The visit helped students explore the socio-economic setting of the North East, which will be their home while they study their MBA and provide them with a much better understanding of local people’s social, economic and cultural history. In addition, it also aimed to increase the awareness and interest of students in economic and social problems, which of course still affect many people in developing and emerging economies, as well as marginalised groups of developed economies.

A particular example to help students appreciate more clearly the problems people face who don’t have access to financial services was how consumers used to save in their local grocery shop and the expectations banks placed on customers’ minimum wealth or income before they were offered the opportunity to open a bank account. The visit also helped students explore how a lack of access to social security or insurance effects people’s lives and economic development. An example looked at as part of the visit was the impact on mining families if a miner had an accident or died, as well as the beginning of the National Health Service (NHS) in a 1950s Community Centre.

In preparation for the visit, the class benefited from a guest lecture by Ceylin Williams, Head of People Development at Beamish Museum, on 16 October.
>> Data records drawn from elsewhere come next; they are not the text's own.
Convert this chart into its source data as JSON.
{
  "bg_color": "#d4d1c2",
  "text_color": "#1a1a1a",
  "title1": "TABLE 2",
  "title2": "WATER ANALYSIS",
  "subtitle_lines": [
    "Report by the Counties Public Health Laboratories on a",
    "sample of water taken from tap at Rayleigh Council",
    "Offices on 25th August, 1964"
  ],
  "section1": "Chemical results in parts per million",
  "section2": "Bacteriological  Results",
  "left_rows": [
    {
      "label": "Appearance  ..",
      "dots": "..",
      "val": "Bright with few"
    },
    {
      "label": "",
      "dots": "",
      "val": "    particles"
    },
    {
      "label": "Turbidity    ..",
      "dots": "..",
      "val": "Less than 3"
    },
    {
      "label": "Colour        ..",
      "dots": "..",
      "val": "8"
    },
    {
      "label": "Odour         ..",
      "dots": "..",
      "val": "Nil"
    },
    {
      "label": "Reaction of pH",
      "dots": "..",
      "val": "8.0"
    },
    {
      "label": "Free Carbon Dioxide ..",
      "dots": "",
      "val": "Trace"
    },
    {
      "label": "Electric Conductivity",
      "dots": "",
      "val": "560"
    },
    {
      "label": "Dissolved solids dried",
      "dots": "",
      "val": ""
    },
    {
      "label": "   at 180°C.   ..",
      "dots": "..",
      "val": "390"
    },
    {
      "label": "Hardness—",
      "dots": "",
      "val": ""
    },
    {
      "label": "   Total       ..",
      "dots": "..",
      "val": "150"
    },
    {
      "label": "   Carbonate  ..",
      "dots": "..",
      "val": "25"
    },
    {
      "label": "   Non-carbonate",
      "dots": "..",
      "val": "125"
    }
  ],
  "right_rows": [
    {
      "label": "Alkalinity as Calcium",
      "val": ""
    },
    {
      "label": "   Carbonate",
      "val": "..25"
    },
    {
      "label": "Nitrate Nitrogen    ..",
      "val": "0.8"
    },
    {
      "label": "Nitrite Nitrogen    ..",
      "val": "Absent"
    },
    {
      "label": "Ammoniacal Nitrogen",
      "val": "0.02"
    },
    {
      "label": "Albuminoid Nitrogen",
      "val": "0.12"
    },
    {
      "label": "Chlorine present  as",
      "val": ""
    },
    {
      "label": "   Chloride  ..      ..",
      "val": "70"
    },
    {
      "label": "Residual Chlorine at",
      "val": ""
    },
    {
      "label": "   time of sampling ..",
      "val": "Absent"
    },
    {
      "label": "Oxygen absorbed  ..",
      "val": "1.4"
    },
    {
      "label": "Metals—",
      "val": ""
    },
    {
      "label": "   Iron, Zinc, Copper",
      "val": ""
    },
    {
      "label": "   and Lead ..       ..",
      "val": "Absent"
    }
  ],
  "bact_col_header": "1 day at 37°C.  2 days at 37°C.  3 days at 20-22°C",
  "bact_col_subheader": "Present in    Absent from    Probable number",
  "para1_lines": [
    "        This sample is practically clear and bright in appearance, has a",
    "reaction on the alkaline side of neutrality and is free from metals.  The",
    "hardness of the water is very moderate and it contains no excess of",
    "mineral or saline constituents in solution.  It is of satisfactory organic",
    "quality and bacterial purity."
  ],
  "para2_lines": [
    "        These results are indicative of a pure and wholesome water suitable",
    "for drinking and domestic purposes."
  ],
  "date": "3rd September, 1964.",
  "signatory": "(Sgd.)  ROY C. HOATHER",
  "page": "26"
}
The visit served not only to give students an introduction to Beamish Museum and its ethos, but also to highlight the potential economic and social contributions of charities, focusing in particular on the museum’s workforce which consists of over 400 employees and nearly 500 volunteers, and the museum’s policy on dementia friendliness.

Despite the rain on the day of the visit, students had a very positive impression of both the visit and the Museum itself. Many students were particularly impressed to learn about the life of miners during a visit to a drift mine and miners’ houses. A student shared:

“Beamish is really unique experience. Now I have a much better understanding of the social, economic and cultural history of the North East of England. We all really enjoyed visiting different sites in Beamish and most of us explored much more than we planned.”